From WorldWrestlingInsanity.com

James E. Couture
Couture's Championship Profiles: WWE Tag Champions John Heidenreich and Animal
By James E. Couture
Oct 5, 2006, 11:25

Folks, sometimes, some title reigns slip through the cracks, but me, dude, I come through, picking up the slack; there's no reign too big or small, if you want wackiness just call: me, J-J-J-James E. Couture, Championship Profiler.*  It's been a pretty rough week, with the time to myself clocking in at several minutes, so I just don't have the energy to MAKE HISTORY this week.  I can almost guarantee some HISTORY next week, almost.  That being said, this week I've gone with the easy laugh, wrestling championship history's version of a fart joke, Road Warrior Animal and Heidenreich!

After being deemed unfit to play football for the New Orleans Disengenuous Sympathies---er, Saints, Heidenreich entered the WWE in 2003, and left several weeks later.  After impressing talent scouts again in 2004 with his size, height, and bodily dimensions, he was thrust back onto the center stage in a feud with the Undertaker.

"Yeah, he reminded me a whole bunch of the Undertaker: tall, professional wrestler, had a face, the works!"
-Expert wrestling analyst Steve Romero, from "Late Late Night with Steve Romero", WWE 24/7, 2005

After that mess resolved itself with an entirely precedented casket match, "Big John" was at an impasse.  Somehow, the combination of kidnapping and assaulting Michael Cole, combined with poorly read, worsely written poetry (iambic pentameter it lacked) had garnered him the support of this capacity crowd.  After falling short against the great Orlando Jordan in an "Instant Classic", though, Heidenreich realized he was still missing something, besides ability, of course.

After being deemed unfit to be the mystery member of the Magnificent Seven in WCW, Road Warrior Animal returned to the WWE in 2005 to shill both the memory of Road Warrior Hawk and the new DVD about them in true LOD form.  Then, for some reason, MNM to decided to insult the memory of the Late Great Road Warrior Hawk, saying slanderous things like that he used drugs (true) and molested Rocco (not as true).

"I gotta say, even a grizzled veteran like me could learn a thing or two from these young guys, especially when it comes to cutting promos on dead guys.

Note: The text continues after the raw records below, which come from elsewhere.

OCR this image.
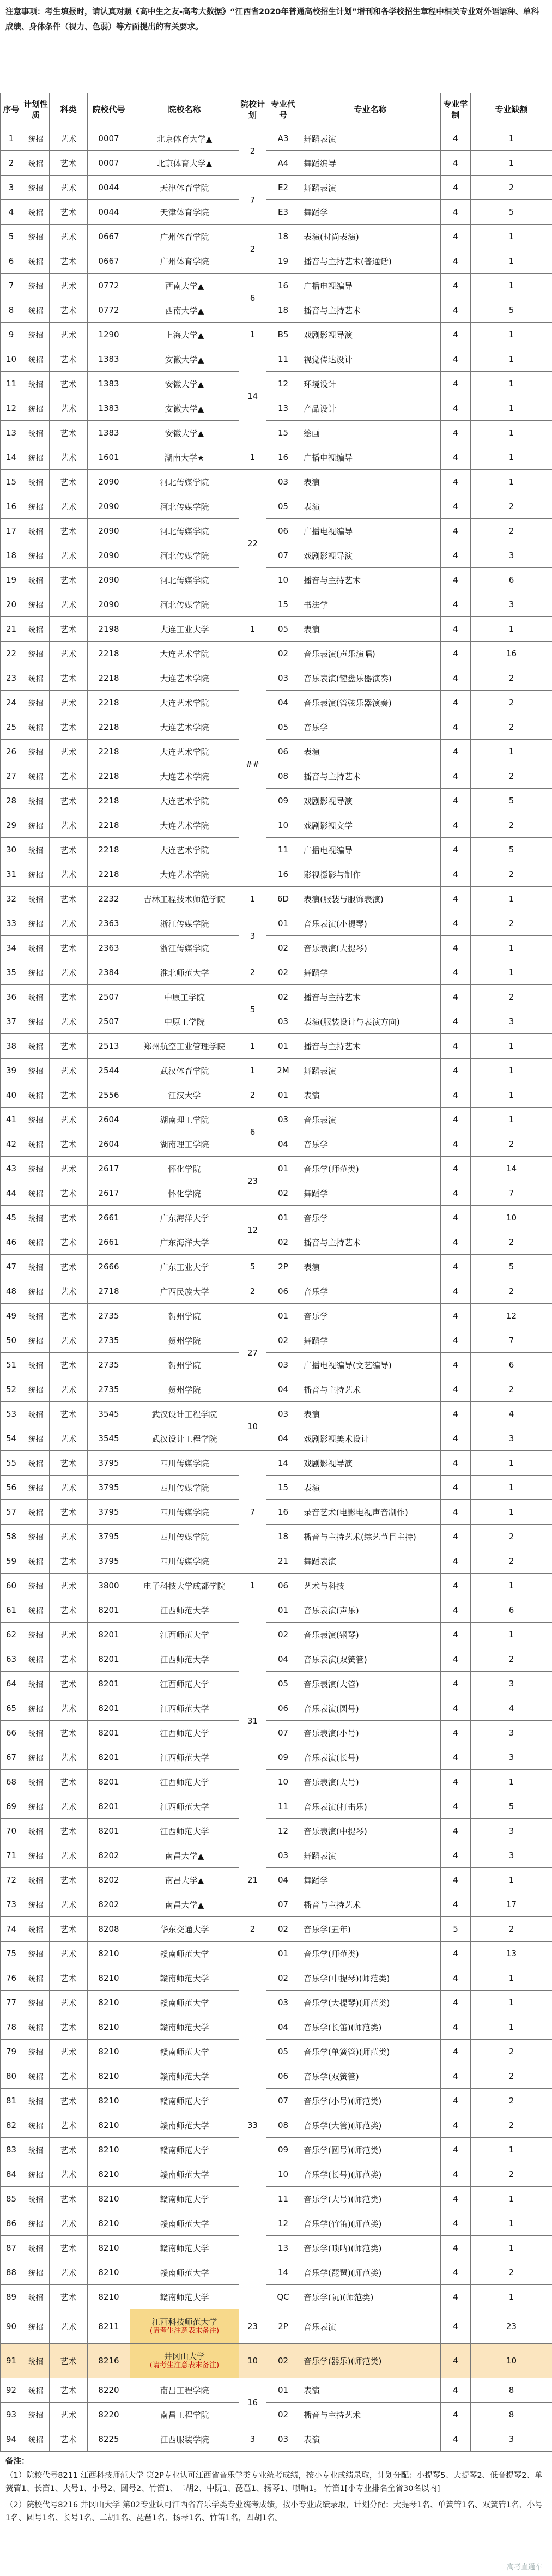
注意事项：考生填报时，请认真对照《高中生之友-高考大数据》“江西省2020年普通高校招生计划”增刊和各学校招生章程中相关专业对外语语种、单科成绩、身体条件（视力、色弱）等方面提出的有关要求。
序号	计划性质	科类	院校代号	院校名称	院校计划	专业代号	专业名称	专业学制	专业缺额
1	统招	艺术	0007	北京体育大学▲	2	A3	舞蹈表演	4	1
2	统招	艺术	0007	北京体育大学▲		A4	舞蹈编导	4	1
3	统招	艺术	0044	天津体育学院	7	E2	舞蹈表演	4	2
4	统招	艺术	0044	天津体育学院		E3	舞蹈学	4	5
5	统招	艺术	0667	广州体育学院	2	18	表演(时尚表演)	4	1
6	统招	艺术	0667	广州体育学院		19	播音与主持艺术(普通话)	4	1
7	统招	艺术	0772	西南大学▲	6	16	广播电视编导	4	1
8	统招	艺术	0772	西南大学▲		18	播音与主持艺术	4	5
9	统招	艺术	1290	上海大学▲	1	B5	戏剧影视导演	4	1
10	统招	艺术	1383	安徽大学▲	14	11	视觉传达设计	4	1
11	统招	艺术	1383	安徽大学▲		12	环境设计	4	1
12	统招	艺术	1383	安徽大学▲		13	产品设计	4	1
13	统招	艺术	1383	安徽大学▲		15	绘画	4	1
14	统招	艺术	1601	湖南大学★	1	16	广播电视编导	4	1
15	统招	艺术	2090	河北传媒学院	22	03	表演	4	1
16	统招	艺术	2090	河北传媒学院		05	表演	4	2
17	统招	艺术	2090	河北传媒学院		06	广播电视编导	4	2
18	统招	艺术	2090	河北传媒学院		07	戏剧影视导演	4	3
19	统招	艺术	2090	河北传媒学院		10	播音与主持艺术	4	6
20	统招	艺术	2090	河北传媒学院		15	书法学	4	3
21	统招	艺术	2198	大连工业大学	1	05	表演	4	1
22	统招	艺术	2218	大连艺术学院	##	02	音乐表演(声乐演唱)	4	16
23	统招	艺术	2218	大连艺术学院		03	音乐表演(键盘乐器演奏)	4	2
24	统招	艺术	2218	大连艺术学院		04	音乐表演(管弦乐器演奏)	4	2
25	统招	艺术	2218	大连艺术学院		05	音乐学	4	2
26	统招	艺术	2218	大连艺术学院		06	表演	4	1
27	统招	艺术	2218	大连艺术学院		08	播音与主持艺术	4	2
28	统招	艺术	2218	大连艺术学院		09	戏剧影视导演	4	5
29	统招	艺术	2218	大连艺术学院		10	戏剧影视文学	4	2
30	统招	艺术	2218	大连艺术学院		11	广播电视编导	4	5
31	统招	艺术	2218	大连艺术学院		16	影视摄影与制作	4	2
32	统招	艺术	2232	吉林工程技术师范学院	1	6D	表演(服装与服饰表演)	4	1
33	统招	艺术	2363	浙江传媒学院	3	01	音乐表演(小提琴)	4	2
34	统招	艺术	2363	浙江传媒学院		02	音乐表演(大提琴)	4	1
35	统招	艺术	2384	淮北师范大学	2	02	舞蹈学	4	1
36	统招	艺术	2507	中原工学院	5	02	播音与主持艺术	4	2
37	统招	艺术	2507	中原工学院		03	表演(服装设计与表演方向)	4	3
38	统招	艺术	2513	郑州航空工业管理学院	1	01	播音与主持艺术	4	1
39	统招	艺术	2544	武汉体育学院	1	2M	舞蹈表演	4	1
40	统招	艺术	2556	江汉大学	2	01	表演	4	1
41	统招	艺术	2604	湖南理工学院	6	03	音乐表演	4	1
42	统招	艺术	2604	湖南理工学院		04	音乐学	4	2
43	统招	艺术	2617	怀化学院	23	01	音乐学(师范类)	4	14
44	统招	艺术	2617	怀化学院		02	舞蹈学	4	7
45	统招	艺术	2661	广东海洋大学	12	01	音乐学	4	10
46	统招	艺术	2661	广东海洋大学		02	播音与主持艺术	4	2
47	统招	艺术	2666	广东工业大学	5	2P	表演	4	5
48	统招	艺术	2718	广西民族大学	2	06	音乐学	4	2
49	统招	艺术	2735	贺州学院	27	01	音乐学	4	12
50	统招	艺术	2735	贺州学院		02	舞蹈学	4	7
51	统招	艺术	2735	贺州学院		03	广播电视编导(文艺编导)	4	6
52	统招	艺术	2735	贺州学院		04	播音与主持艺术	4	2
53	统招	艺术	3545	武汉设计工程学院	10	03	表演	4	4
54	统招	艺术	3545	武汉设计工程学院		04	戏剧影视美术设计	4	3
55	统招	艺术	3795	四川传媒学院	7	14	戏剧影视导演	4	1
56	统招	艺术	3795	四川传媒学院		15	表演	4	1
57	统招	艺术	3795	四川传媒学院		16	录音艺术(电影电视声音制作)	4	1
58	统招	艺术	3795	四川传媒学院		18	播音与主持艺术(综艺节目主持)	4	2
59	统招	艺术	3795	四川传媒学院		21	舞蹈表演	4	2
60	统招	艺术	3800	电子科技大学成都学院	1	06	艺术与科技	4	1
61	统招	艺术	8201	江西师范大学	31	01	音乐表演(声乐)	4	6
62	统招	艺术	8201	江西师范大学		02	音乐表演(钢琴)	4	1
63	统招	艺术	8201	江西师范大学		04	音乐表演(双簧管)	4	2
64	统招	艺术	8201	江西师范大学		05	音乐表演(大管)	4	3
65	统招	艺术	8201	江西师范大学		06	音乐表演(圆号)	4	4
66	统招	艺术	8201	江西师范大学		07	音乐表演(小号)	4	3
67	统招	艺术	8201	江西师范大学		09	音乐表演(长号)	4	3
68	统招	艺术	8201	江西师范大学		10	音乐表演(大号)	4	1
69	统招	艺术	8201	江西师范大学		11	音乐表演(打击乐)	4	5
70	统招	艺术	8201	江西师范大学		12	音乐表演(中提琴)	4	3
71	统招	艺术	8202	南昌大学▲	21	03	舞蹈表演	4	3
72	统招	艺术	8202	南昌大学▲		04	舞蹈学	4	1
73	统招	艺术	8202	南昌大学▲		07	播音与主持艺术	4	17
74	统招	艺术	8208	华东交通大学	2	02	音乐学(五年)	5	2
75	统招	艺术	8210	赣南师范大学	33	01	音乐学(师范类)	4	13
76	统招	艺术	8210	赣南师范大学		02	音乐学(中提琴)(师范类)	4	1
77	统招	艺术	8210	赣南师范大学		03	音乐学(大提琴)(师范类)	4	1
78	统招	艺术	8210	赣南师范大学		04	音乐学(长笛)(师范类)	4	1
79	统招	艺术	8210	赣南师范大学		05	音乐学(单簧管)(师范类)	4	2
80	统招	艺术	8210	赣南师范大学		06	音乐学(双簧管)	4	2
81	统招	艺术	8210	赣南师范大学		07	音乐学(小号)(师范类)	4	2
82	统招	艺术	8210	赣南师范大学		08	音乐学(大管)(师范类)	4	2
83	统招	艺术	8210	赣南师范大学		09	音乐学(圆号)(师范类)	4	1
84	统招	艺术	8210	赣南师范大学		10	音乐学(长号)(师范类)	4	2
85	统招	艺术	8210	赣南师范大学		11	音乐学(大号)(师范类)	4	1
86	统招	艺术	8210	赣南师范大学		12	音乐学(竹笛)(师范类)	4	1
87	统招	艺术	8210	赣南师范大学		13	音乐学(唢呐)(师范类)	4	1
88	统招	艺术	8210	赣南师范大学		14	音乐学(琵琶)(师范类)	4	2
89	统招	艺术	8210	赣南师范大学		QC	音乐学(阮)(师范类)	4	1
90	统招	艺术	8211	江西科技师范大学
(请考生注意表末备注)	23	2P	音乐表演	4	23
91	统招	艺术	8216	井冈山大学
(请考生注意表末备注)	10	02	音乐学(器乐)(师范类)	4	10
92	统招	艺术	8220	南昌工程学院	16	01	表演	4	8
93	统招	艺术	8220	南昌工程学院		02	播音与主持艺术	4	8
94	统招	艺术	8225	江西服装学院	3	03	表演	4	3
备注：

（1）院校代号8211 江西科技师范大学 第2P专业认可江西省音乐学类专业统考成绩，按小专业成绩录取，计划分配：小提琴5、大提琴2、低音提琴2、单簧管1、长笛1、大号1、小号2、圆号2、竹笛1、二胡2、中阮1、琵琶1、扬琴1、唢呐1。 竹笛1[小专业排名全省30名以内]

（2）院校代号8216 井冈山大学 第02专业认可江西省音乐学类专业统考成绩，按小专业成绩录取，计划分配：大提琴1名、单簧管1名、双簧管1名、小号1名、圆号1名、长号1名、二胡1名、琵琶1名、扬琴1名、竹笛1名，四胡1名。

高考直通车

Check this one out: George Washington was a wooden toothed bastard, and now he's.......in HELL!"
-Randy Orton, from "Abdullah The Butcher: An Oh! Oxygen Biography", 2006

Using the long standing "Revenge-for-insulting-my-dead-partner-so-I'll-just-get-some-other-guy-to-be-my-partner-even-though-I-haven't-competed-on-TV-in-years" precedent, Animal and Heidenreich secured themselves a title shot at the Great American Bash.  In a match called by some as "okay", and "more aptly named the Bland American Bash", Animal's gut and Heidenreich's 4 move arsenal were too much for the young upstarts. Finally, after traveling up and down the roads for days, Animalenreich could hold that sweet, sweet tag title gold up high.  After the match, Animal gave a shout out to his dead partner, LGRWH, in a scripted moment that brought tears even to the stoic Michael Cole's eyes.

"I can't wait for Shane Douglas to die so me and the Freakin' Deacon can win some gold as the New Dynamic Dudes!"
-Johnny "Ace" Lauerientieatias, article on modifications to the dress code, "Assless Chaps Back In", WWE.com, 2005

So began this legendary title reign.  For 93 days, LOD2K5 fended off challenges from MNM, various jobbers, then MNM again. Unfortunately for the fans of Animal and Heidenreich, dubbed by some as "idiots", MNM took back the tag titles, despite Heidenreich rocking both the face paint AND some shoulder pads.  Puke he was not.  After they lost the titles, Heidenreich was released so he could pursue his dream of bringing jazz back to New Orleans, and Animal floated around for a while before he retired...or maybe he didn't, really don't care.  Once again though, the internet rumor mill, known for their impeccable record for accuracy (Spirit Squad to be broken up immediately!) is reporting that Heidenreich could be given a third chance, as "Third" Heidenreich, the first ever babyface Nazi (second if you like Lethal Weapon or Braveheart).

Well, until UFC finally relents and recognizes Tank Abbot as the first ever Over-Weight Champion, I am, in fact, James E. Couture.